The upgrade is also meant to make things safer. Today, you can steal a miner's hash rate, which can cause some miners to lose money. Hash rate is a term for how fast all of the computers on the bitcoin network work together. Lee says that Stratum V2 solves this problem by putting in place a standard security system between miners and pools. This system includes authentication and encryption.
The version being released on Tuesday is for initial testing. In early November, a more robust version will come out with more features, such as job negotiation. This is a "feature that represents a historic shift in the censorship-resistant mechanics of bitcoin mining by giving miners the ability to choose their own work," according to a statement from Spiral and Braiins.
Lee said that there are a lot more miners than pools, so if miners choose transactions, it is much less centralized than if only a few pools did it.
"Working to get the upgraded Stratum protocol used by everyone in the industry is one of the most important ways to make bitcoin's architecture more decentralized and resistant to censorship," Lee said.
As for when, the pilot and integration testing will happen this fall. Once miners and pools are sure that the new protocol works well, it is likely that more people will use it next year.
"I think the hash rate will slowly go up in 2023," Lee told CNBC. "Getting to 10% hash rate by the end of 2023 would be a big win," Lee said.
Lee also said that the new version of Stratum might not replace the old one for a few years.
"Miners are well aware of the benefits of upgrading to Stratum V2," said Jan Capek, co-founder of Braiins. "But getting the whole mining industry to get over some of the last development and adoption hurdles is a big job."
"Universal standards for running and building Stratum V2 and the work of this working group to move the industry forward will give bitcoin the momentum it needs to finally upgrade from a version of its mining protocol that was built a decade ago," said Capek.
There will be different ways to use Stratum V2, just like there are different ways to use the Lightning Network, which is a payment system built on top of bitcoin's base layer.

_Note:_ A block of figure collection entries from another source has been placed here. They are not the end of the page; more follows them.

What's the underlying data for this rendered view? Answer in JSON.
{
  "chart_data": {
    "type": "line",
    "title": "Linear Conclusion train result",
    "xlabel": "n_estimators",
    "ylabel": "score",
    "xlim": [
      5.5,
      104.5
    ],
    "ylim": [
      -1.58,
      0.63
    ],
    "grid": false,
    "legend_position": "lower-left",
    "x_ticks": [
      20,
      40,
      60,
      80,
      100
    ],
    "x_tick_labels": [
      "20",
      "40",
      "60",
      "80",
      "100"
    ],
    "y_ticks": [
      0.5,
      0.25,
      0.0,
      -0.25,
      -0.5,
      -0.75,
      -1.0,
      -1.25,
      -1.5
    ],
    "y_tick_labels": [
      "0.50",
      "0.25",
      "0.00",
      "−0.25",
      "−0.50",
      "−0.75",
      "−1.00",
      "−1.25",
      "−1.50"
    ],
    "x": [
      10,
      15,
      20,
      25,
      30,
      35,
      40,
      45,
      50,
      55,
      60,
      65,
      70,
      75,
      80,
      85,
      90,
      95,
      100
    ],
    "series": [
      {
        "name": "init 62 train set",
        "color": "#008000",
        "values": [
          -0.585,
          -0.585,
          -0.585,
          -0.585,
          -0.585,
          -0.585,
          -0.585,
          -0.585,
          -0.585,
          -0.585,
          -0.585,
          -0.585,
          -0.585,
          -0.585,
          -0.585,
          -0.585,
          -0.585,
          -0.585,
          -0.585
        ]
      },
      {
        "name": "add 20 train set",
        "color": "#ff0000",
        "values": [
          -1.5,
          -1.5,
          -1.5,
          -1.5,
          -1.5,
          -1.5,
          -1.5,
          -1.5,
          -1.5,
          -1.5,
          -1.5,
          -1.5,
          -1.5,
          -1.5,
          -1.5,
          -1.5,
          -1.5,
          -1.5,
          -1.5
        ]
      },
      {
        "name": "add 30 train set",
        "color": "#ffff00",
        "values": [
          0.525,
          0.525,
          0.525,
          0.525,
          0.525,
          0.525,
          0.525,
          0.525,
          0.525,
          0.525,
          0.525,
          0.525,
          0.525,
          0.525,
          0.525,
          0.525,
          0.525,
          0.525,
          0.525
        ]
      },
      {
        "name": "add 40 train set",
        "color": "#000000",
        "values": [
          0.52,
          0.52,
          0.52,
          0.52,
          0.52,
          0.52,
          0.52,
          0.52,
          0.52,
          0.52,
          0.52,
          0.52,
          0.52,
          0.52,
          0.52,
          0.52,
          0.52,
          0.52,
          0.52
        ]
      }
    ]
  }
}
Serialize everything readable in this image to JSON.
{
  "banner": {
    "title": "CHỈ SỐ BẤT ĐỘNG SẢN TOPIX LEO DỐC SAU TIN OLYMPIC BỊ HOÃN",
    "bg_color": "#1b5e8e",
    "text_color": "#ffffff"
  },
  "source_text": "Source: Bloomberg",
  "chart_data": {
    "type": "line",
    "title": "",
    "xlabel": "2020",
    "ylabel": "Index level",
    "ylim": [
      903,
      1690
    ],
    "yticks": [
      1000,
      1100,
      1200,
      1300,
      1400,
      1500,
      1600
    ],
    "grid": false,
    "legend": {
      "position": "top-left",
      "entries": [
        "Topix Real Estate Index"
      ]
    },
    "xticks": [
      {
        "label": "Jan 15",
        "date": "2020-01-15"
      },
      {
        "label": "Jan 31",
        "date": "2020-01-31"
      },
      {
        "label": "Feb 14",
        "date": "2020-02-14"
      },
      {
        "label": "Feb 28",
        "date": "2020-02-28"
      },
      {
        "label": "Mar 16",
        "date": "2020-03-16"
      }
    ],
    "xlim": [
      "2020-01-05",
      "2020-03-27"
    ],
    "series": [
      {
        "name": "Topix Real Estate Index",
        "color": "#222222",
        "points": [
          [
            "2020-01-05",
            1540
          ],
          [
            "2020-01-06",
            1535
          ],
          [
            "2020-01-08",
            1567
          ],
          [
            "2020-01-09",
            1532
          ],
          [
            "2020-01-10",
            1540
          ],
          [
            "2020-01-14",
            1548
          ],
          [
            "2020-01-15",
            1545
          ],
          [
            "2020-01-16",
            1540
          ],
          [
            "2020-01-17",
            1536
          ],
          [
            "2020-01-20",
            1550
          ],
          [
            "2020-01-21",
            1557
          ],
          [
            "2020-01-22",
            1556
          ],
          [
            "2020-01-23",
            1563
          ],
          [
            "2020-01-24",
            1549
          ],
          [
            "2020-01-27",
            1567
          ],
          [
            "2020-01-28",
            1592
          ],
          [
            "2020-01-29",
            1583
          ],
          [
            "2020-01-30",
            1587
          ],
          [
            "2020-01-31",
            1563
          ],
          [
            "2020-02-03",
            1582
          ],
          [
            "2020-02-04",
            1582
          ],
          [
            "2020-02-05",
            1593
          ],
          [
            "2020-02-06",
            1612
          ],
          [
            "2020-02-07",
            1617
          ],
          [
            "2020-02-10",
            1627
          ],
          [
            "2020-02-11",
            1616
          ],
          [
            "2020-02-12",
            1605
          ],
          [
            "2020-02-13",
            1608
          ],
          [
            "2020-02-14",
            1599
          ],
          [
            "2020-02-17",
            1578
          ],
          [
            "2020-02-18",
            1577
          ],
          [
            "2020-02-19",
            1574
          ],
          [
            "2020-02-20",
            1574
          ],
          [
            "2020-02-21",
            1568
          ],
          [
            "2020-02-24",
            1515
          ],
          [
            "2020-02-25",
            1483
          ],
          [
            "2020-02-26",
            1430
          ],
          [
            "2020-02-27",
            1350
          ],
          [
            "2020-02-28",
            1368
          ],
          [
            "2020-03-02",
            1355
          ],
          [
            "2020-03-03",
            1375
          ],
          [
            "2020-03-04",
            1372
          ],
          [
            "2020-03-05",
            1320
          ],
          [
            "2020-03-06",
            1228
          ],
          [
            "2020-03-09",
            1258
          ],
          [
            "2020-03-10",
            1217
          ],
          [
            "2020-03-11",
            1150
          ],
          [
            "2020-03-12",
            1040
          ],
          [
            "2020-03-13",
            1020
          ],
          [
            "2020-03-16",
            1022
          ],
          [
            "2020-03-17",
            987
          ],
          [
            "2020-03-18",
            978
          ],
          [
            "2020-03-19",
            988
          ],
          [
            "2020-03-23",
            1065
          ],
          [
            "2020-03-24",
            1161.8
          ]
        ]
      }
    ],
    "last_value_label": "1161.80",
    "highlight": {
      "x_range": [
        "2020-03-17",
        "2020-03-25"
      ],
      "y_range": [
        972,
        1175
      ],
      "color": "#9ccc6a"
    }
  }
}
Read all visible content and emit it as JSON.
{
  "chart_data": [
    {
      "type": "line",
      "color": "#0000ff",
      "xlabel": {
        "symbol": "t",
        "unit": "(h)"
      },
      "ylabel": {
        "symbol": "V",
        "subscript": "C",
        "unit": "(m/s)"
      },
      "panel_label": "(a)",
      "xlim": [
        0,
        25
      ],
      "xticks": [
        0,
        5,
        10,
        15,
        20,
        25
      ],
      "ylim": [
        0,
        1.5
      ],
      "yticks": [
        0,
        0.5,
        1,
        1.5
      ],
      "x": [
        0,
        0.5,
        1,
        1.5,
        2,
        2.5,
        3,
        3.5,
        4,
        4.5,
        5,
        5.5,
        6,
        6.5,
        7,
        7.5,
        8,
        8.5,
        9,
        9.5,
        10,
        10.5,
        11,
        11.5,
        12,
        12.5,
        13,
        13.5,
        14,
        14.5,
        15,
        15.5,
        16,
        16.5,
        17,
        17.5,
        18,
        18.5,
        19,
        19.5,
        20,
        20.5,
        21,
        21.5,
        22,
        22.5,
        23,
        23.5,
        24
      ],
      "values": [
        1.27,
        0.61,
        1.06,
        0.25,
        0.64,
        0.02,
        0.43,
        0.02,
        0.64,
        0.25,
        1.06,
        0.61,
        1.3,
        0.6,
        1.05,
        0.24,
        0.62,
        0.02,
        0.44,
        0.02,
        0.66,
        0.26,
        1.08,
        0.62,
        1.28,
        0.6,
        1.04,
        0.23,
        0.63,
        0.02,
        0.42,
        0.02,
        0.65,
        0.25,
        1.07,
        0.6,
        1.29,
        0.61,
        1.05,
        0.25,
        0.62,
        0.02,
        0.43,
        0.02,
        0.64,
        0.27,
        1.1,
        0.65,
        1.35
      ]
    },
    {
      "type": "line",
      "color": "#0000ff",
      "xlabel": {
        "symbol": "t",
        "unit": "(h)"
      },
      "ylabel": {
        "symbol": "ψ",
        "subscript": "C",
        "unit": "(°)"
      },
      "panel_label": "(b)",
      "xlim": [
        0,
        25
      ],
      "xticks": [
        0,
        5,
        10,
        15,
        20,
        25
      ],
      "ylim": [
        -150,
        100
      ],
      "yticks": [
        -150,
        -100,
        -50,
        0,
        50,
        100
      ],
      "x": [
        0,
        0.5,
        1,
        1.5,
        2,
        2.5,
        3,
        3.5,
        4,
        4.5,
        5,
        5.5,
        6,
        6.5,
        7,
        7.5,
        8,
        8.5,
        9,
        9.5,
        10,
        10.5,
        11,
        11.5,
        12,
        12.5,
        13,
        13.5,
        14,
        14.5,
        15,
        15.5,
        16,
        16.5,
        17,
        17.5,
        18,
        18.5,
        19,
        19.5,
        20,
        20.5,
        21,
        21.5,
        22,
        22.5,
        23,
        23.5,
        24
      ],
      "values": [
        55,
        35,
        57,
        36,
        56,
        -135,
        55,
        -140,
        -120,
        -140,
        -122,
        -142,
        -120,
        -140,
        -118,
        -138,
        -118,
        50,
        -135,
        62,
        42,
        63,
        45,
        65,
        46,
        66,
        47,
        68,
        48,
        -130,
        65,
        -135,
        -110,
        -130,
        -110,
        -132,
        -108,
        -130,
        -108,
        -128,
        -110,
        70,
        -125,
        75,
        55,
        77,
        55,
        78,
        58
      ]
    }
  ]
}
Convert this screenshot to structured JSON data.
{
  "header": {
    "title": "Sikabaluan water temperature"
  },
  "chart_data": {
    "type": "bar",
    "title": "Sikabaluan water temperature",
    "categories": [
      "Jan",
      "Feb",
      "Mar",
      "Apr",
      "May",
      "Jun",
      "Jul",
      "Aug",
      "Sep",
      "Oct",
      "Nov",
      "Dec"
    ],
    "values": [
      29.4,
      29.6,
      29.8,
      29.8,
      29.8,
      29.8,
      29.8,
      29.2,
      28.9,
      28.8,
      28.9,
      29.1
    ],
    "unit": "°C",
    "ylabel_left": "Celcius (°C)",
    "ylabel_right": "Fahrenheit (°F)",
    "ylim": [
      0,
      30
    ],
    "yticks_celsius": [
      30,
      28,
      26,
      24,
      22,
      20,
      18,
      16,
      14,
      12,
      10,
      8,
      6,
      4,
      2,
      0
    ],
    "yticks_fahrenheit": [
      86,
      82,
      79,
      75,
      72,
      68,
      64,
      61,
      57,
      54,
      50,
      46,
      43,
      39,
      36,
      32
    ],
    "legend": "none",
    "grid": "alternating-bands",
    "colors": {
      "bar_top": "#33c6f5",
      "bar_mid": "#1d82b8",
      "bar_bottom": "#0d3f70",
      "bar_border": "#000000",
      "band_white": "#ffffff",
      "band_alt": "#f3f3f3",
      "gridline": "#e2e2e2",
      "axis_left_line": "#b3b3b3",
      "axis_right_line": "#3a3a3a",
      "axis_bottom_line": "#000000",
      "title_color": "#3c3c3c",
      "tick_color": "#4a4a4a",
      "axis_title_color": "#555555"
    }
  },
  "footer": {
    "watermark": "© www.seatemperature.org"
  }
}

But the open-source version that came out on Tuesday will make it easier for everyone to try out the technology at the same time. It will also make sure that all the different projects can talk to each other.
Block jumping into mining
In April, Blockstream and Block announced at the Bitcoin 2022 conference in Miami that they were starting construction on a solar- and battery-powered bitcoin mine in Texas that would use Tesla's solar and storage technology.
The building will be powered by the 3.8 megawatt solar PV array and 12 megawatt-hour Megapack from Tesla.
Block is also working on a project on his own to make bitcoin mining more efficient and spread out.
Thomas Templeton, the general manager for hardware at Block, says that making the mining process easier to use is about more than just making new bitcoin. He says that the company sees it as a long-term need for a fully decentralized, permissionless future.
In October, when he first brought up the idea, Dorsey wrote in a tweet that "mining needs to be more spread out." "The bitcoin network will be stronger the more decentralized this is."
In order to do this, the company is getting rid of one of the biggest barriers to entry: the fact that mining rigs are hard to find, expensive, and sometimes hard to get. Block says it is open to making a new ASIC, which is specialized equipment used to mine for bitcoin.
The project is being worked on by Block's hardware team, which is putting together a core engineering team led by Afshin Rezayee and made up of system, ASIC, and software designers.